Prasetyo mengungkit bahwa Presiden Prabowo terus berpesan kepada semua pihak di unsur pemerintahan agar tidak terlibat korupsi dan senantiasa berbenah diri.
"Tidak bosan-bosan dalam berbagai kesempatan Bapak Presiden selalu mengingatkan kita semua untuk marilah membenahi diri dan melawan praktik-praktik korupsi di dalam menjalankan tugas sehari-hari," ujarnya.
Sikap Pemerintah
Prasetyo menegaskan bahwa pemerintah menghormati proses hukum yang berlangsung. Pemerintah akan segera menindaklanjuti ihwal jabatan mereka di pemerintahan sesuai peraturan perundang-undangan.

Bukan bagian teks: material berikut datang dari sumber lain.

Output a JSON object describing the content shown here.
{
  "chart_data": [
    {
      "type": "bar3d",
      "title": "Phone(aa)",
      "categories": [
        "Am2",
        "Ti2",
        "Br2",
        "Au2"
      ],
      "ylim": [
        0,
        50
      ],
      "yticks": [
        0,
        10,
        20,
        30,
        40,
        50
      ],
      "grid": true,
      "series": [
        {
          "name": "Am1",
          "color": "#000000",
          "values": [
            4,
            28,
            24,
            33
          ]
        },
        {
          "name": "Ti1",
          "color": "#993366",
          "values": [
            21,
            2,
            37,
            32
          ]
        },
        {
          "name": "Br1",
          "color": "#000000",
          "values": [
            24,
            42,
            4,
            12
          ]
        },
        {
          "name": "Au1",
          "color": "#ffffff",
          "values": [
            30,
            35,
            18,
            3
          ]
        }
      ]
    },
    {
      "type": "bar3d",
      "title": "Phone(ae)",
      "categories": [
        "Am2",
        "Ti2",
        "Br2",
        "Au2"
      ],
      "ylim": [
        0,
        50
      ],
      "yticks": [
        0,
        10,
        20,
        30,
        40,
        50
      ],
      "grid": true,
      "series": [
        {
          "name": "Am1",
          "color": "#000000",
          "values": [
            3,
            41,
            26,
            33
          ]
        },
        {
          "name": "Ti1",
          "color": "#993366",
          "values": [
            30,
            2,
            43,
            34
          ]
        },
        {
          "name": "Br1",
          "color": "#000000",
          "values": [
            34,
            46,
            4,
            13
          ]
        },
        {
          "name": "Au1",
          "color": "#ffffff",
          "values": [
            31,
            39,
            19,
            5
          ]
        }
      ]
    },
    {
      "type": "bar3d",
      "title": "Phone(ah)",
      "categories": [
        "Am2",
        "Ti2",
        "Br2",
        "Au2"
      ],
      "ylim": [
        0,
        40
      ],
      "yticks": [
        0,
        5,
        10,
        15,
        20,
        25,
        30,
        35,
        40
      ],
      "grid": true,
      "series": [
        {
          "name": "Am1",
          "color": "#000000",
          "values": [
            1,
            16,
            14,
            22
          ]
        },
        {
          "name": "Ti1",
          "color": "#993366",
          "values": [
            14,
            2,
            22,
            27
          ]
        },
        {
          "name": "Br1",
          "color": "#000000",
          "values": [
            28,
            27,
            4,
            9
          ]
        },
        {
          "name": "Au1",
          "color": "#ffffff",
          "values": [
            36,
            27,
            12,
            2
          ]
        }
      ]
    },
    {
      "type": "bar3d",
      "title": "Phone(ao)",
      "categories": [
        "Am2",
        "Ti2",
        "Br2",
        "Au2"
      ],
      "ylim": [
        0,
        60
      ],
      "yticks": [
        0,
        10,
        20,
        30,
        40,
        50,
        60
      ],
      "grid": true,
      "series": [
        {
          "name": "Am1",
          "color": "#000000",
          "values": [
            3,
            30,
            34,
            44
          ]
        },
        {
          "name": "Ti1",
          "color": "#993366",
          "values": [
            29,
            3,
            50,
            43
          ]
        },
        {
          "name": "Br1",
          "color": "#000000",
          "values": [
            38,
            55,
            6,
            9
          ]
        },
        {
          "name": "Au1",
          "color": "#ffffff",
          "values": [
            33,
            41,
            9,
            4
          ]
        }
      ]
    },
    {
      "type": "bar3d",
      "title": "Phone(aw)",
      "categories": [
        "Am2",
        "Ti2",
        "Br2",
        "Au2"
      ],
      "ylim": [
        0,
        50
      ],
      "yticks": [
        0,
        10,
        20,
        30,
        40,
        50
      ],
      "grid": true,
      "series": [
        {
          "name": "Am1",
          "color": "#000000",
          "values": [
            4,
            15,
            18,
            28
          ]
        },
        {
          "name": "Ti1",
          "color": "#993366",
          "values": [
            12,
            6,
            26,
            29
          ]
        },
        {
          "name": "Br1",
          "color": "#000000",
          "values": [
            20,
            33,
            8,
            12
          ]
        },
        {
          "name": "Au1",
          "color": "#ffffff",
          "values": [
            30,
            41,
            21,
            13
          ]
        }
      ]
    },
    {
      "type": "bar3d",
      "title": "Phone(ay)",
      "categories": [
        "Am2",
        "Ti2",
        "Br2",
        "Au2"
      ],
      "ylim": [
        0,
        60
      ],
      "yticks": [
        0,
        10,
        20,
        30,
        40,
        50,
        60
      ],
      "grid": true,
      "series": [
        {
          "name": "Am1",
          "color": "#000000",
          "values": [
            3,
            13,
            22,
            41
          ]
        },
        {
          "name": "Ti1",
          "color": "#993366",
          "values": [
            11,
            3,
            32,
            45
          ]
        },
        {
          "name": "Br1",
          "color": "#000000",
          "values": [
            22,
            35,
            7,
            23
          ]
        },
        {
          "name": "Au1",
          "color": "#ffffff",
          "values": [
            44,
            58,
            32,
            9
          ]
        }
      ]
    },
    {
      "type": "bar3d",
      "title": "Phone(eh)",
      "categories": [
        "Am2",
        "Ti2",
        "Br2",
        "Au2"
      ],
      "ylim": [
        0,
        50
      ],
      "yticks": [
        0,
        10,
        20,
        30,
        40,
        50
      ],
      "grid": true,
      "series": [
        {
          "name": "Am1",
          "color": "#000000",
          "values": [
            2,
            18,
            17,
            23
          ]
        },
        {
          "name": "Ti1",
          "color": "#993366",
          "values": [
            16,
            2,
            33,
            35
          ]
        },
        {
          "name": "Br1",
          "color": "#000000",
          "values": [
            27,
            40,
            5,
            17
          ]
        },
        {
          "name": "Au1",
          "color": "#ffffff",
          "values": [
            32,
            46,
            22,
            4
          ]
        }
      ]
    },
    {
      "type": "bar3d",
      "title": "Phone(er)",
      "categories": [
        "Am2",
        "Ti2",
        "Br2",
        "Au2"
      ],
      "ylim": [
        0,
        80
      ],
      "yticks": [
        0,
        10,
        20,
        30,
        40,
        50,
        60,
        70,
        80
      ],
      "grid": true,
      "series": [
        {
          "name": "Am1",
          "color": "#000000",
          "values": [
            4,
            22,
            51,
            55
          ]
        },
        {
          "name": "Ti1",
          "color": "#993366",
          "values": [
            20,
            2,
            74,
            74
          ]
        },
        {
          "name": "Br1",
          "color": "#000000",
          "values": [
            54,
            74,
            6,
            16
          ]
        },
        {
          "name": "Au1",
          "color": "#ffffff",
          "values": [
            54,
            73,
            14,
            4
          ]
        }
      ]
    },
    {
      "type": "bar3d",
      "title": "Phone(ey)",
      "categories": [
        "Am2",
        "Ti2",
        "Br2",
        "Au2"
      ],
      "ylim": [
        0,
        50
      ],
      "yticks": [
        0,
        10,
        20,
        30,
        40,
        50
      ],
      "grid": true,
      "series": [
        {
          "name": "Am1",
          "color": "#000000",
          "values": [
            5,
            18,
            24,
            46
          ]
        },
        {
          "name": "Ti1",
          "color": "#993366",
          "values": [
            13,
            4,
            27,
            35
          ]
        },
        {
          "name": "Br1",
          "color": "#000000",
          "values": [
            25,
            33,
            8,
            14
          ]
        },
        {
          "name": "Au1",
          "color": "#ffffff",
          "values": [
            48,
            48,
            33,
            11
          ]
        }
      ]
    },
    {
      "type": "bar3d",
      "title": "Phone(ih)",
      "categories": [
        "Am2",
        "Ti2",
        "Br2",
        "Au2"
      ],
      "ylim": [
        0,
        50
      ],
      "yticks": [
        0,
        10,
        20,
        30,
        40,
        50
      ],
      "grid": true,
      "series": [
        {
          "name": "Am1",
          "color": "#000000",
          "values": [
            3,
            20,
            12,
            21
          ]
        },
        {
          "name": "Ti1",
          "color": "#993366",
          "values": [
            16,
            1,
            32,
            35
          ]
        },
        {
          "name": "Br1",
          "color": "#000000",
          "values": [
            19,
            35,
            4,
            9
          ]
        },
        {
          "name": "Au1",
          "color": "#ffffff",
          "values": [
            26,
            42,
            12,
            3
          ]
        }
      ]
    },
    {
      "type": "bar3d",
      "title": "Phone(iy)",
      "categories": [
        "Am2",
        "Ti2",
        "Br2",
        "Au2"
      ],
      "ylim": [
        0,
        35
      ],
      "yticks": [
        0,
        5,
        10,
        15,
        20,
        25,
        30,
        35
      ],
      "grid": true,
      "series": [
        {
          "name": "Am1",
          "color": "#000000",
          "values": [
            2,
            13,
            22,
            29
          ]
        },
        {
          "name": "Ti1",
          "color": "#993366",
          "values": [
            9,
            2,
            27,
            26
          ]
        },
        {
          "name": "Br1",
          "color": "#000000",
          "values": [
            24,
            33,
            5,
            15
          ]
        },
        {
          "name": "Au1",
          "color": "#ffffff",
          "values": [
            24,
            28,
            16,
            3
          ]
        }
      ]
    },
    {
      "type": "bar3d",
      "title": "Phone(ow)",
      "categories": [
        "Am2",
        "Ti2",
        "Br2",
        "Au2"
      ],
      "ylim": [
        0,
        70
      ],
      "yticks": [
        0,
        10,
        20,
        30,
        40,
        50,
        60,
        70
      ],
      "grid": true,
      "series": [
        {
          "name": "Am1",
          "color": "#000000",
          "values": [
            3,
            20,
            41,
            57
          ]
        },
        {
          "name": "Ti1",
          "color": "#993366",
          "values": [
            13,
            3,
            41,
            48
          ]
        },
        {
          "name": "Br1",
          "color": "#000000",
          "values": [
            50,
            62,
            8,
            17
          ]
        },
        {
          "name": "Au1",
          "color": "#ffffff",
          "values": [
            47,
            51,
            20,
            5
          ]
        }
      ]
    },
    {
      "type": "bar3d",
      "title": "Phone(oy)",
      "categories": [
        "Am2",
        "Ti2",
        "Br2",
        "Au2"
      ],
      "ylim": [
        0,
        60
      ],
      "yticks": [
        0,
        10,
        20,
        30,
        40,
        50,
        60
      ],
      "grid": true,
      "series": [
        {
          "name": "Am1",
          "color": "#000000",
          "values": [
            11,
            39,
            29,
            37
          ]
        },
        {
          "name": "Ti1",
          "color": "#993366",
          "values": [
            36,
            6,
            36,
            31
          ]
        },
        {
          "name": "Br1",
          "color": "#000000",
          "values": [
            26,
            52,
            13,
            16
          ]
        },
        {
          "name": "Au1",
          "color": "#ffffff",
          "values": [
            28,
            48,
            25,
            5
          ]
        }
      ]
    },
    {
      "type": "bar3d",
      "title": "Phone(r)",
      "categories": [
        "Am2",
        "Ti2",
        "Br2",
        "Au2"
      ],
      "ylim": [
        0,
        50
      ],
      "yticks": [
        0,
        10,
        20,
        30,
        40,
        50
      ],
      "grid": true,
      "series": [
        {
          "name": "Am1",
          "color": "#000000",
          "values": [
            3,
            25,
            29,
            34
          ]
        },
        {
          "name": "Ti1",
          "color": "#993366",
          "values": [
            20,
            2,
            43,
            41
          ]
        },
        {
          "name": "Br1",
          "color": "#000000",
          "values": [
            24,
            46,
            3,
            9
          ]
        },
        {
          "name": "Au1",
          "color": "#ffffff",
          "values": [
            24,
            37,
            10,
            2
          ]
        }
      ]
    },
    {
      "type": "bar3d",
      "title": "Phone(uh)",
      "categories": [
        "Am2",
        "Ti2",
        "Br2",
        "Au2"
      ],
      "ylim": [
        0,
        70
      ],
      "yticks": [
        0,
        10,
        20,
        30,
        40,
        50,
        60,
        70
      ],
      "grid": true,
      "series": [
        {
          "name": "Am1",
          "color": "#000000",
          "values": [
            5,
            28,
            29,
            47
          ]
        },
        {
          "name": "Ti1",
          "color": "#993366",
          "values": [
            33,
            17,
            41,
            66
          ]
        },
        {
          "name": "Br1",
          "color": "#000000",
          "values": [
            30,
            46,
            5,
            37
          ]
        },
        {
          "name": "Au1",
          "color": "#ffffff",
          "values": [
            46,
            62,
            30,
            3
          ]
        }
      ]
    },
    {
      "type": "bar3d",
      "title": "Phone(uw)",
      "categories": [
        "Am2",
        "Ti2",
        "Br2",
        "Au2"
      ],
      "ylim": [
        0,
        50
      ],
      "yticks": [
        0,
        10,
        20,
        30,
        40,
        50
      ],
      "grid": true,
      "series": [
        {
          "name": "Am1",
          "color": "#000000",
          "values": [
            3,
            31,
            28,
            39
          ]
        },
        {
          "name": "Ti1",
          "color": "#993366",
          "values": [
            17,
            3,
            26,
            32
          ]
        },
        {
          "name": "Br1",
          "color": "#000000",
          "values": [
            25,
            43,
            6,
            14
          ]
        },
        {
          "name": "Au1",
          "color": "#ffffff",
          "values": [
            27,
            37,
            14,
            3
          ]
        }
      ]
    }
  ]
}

"Tentunya pemerintah menghormati proses hukum yang sedang dijalankan oleh aparat penegak hukum, baik kejaksaan maupun KPK dan berkenaan dengan jabatan yang melekat kepada mereka-mereka yang tengah menjalani proses hukum, akan segera ditindaklanjuti sesuai dengan peraturan perundang-undangan yang berlaku," ujar Waketum Gerindra itu.
Di sisi lain, Prasetyo mengatakan pihaknya telah berkoordinasi dengan Menteri Imigrasi dan Permasyarakatan (Imipas) Agus Andrianto agar proses hukum terhadap Silmy tidak memengaruhi pelayanan publik.
"Dan kami juga telah berkomunikasi dengan Men Imipas untuk memastikan peristiwa ini tidak mengganggu pelayanan kepada seluruh masyarakat," kata dia.
Proses Penahanan
Silmy Karim selesai diperiksa penyidik KPK pada pagi hari. Usai semalaman diperiksa, Silmy turun dari ruang penyidik KPK dengan menggunakan rompi tahanan warna oranye.
Pantauan detikcom di gedung Merah Putih KPK, Kuningan, Jakarta Selatan, Kamis (4/6), Silmy turun dari lantai 2 ruang pemeriksaan sekitar pukul 08.38 WIB. Silmy keluar menggunakan rompi tahanan KPK bersama 8 orang lainnya.
Saat turun, Silmy dikawal oleh penyidik KPK. Tampak kedua tangan Silmy sudah terborgol. Silmy pun hanya bisa tertunduk saat digiring penyidik ketika turun dari ruang pemeriksaan.
Kasus Lain
Sehari sebelumnya, tiga eks pimpinan Badan Gizi Nasional (BGN) ditetapkan tersangka dan langsung ditahan Kejagung. Mereka adalah eks Kepala BGN Dadan Hindayana, eks Waka BGN Sony Sonjaya, dan eks Waka BGN Lodewyk Pusung.